策士な外交官は計画的執愛で契約妻をこの手に堕とす


「頭を上げて。間違っているのは彼女の方だ。千鶴さん、あなたの接客は素晴らしいと僕たちはみんな知っている。ああいう時は周りを頼っていい、ここにいる全員があなたの味方だからね」

そう言って、ダニエルはお茶目にウインクをする。彼が場を和ませてくれたおかげで、他の客からも「そうそう、気にしなくていいよ」「厄介なのに絡まれたな」と声を掛けてもらえ、店内はすぐにいつもの雰囲気に戻った。

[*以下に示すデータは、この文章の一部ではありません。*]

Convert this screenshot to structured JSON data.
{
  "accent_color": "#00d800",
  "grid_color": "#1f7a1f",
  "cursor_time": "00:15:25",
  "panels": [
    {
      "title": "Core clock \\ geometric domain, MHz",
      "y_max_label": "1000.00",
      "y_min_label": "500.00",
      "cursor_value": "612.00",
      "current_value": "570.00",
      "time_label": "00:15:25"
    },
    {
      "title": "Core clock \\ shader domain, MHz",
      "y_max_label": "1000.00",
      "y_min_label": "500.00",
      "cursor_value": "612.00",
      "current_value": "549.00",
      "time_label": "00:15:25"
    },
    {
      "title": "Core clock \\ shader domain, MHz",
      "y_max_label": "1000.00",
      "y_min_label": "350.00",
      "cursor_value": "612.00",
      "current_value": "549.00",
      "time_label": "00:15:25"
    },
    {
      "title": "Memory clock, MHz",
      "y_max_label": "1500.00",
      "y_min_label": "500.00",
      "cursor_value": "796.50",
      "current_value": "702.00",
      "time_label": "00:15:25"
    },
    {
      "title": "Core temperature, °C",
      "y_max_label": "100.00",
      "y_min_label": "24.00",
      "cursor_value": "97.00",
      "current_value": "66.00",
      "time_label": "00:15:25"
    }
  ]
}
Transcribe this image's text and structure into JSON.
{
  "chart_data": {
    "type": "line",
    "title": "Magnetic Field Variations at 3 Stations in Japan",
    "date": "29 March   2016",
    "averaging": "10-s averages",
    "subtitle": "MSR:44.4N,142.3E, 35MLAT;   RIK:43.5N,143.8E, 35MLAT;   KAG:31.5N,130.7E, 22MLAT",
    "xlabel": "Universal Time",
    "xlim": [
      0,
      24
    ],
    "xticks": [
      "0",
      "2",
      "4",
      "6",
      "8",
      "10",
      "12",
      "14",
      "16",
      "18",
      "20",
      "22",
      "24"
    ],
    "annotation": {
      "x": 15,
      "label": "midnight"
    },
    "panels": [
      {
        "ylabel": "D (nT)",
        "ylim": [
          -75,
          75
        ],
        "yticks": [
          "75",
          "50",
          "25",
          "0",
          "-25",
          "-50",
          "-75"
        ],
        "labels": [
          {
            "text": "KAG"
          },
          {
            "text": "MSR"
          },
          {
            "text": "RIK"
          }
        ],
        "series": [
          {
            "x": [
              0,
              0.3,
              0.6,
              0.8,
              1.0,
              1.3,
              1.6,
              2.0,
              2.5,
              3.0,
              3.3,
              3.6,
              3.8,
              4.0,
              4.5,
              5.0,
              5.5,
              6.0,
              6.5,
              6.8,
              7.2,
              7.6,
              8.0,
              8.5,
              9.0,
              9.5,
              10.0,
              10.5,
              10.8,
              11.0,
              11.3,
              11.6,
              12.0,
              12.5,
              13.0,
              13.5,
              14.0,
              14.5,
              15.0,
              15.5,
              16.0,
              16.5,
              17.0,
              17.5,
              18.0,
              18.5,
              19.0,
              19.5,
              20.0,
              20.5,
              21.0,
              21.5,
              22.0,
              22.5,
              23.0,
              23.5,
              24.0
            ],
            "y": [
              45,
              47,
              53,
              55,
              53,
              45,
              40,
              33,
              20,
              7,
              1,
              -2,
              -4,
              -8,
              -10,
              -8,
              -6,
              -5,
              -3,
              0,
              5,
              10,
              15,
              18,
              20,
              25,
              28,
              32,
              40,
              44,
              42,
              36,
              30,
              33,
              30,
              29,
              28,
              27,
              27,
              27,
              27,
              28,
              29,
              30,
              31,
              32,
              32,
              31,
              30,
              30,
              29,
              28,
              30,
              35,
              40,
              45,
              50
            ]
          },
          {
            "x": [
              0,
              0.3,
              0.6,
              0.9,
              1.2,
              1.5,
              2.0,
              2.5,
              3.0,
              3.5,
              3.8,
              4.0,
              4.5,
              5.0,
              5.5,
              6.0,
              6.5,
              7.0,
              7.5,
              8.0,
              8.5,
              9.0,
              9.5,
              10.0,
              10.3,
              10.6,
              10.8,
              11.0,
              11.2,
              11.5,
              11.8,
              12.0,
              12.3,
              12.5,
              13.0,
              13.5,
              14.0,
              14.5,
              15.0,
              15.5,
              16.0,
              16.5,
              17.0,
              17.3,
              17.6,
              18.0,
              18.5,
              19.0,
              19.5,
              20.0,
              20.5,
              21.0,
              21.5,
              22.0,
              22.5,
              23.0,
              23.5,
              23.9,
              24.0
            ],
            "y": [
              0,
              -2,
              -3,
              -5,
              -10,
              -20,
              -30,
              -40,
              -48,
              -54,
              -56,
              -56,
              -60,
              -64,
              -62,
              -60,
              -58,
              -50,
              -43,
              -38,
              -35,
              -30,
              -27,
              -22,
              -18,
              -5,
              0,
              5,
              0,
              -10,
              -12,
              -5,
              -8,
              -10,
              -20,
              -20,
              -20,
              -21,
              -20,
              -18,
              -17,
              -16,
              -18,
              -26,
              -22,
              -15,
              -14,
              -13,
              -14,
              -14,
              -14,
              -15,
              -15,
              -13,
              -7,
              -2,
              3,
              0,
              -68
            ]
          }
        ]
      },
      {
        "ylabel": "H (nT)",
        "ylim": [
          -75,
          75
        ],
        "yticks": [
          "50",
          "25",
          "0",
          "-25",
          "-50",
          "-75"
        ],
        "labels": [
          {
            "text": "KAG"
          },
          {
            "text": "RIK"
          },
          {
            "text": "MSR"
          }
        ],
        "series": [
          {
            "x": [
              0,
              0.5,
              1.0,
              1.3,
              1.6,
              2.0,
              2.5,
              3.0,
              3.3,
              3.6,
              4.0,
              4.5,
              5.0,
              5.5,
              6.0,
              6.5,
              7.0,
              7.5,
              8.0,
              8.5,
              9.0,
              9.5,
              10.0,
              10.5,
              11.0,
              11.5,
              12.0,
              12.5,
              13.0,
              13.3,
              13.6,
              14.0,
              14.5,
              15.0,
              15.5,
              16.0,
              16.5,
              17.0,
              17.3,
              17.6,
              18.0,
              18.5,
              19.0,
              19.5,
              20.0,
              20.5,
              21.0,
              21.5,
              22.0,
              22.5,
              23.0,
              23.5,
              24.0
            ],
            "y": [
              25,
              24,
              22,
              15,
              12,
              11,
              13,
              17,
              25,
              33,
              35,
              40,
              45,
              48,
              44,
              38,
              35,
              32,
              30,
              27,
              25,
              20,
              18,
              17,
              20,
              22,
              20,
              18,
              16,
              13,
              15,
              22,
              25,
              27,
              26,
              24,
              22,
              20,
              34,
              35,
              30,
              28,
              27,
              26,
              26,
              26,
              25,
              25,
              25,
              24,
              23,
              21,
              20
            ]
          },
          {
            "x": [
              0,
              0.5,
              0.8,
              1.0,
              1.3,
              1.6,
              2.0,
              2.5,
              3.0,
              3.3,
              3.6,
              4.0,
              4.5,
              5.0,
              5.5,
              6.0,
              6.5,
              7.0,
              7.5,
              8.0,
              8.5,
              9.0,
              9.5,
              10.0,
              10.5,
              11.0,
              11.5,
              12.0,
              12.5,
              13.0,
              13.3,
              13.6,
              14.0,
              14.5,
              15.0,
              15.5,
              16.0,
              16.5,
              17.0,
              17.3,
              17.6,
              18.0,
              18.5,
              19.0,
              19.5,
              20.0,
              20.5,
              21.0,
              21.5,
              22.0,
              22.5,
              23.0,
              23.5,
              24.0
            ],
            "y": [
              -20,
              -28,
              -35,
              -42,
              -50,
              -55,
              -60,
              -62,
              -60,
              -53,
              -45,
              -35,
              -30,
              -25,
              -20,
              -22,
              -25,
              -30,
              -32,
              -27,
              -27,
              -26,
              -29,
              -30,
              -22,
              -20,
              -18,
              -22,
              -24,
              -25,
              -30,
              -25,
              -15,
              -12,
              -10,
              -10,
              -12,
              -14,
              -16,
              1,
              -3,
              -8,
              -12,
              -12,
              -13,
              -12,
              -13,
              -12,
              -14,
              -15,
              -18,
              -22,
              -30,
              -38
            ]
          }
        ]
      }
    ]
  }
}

千鶴は不快な思いをさせてしまったことをもう一度詫びると、その上で「ありがとうございます」と改めて頭を下げた。


その日の夜、珍しくいつもより早く帰宅すると伊織から連絡があった。

普段なら手放しで喜んでいるところだが、今日は店での出来事を引きずっているせいか、なんとなく心にもやがかかっている。

閉店後、両親や兄は『もっと早く止めに入ってやればよかった』と辛そうに謝ってくれたけど、最後まで自分で接客すると決めたのは千鶴だ。そんな風に謝られると、頼りないと思われているのかと落ち込んでしまう。

さらに恵梨香から投げつけられたひと言が、より気落ちを助長した。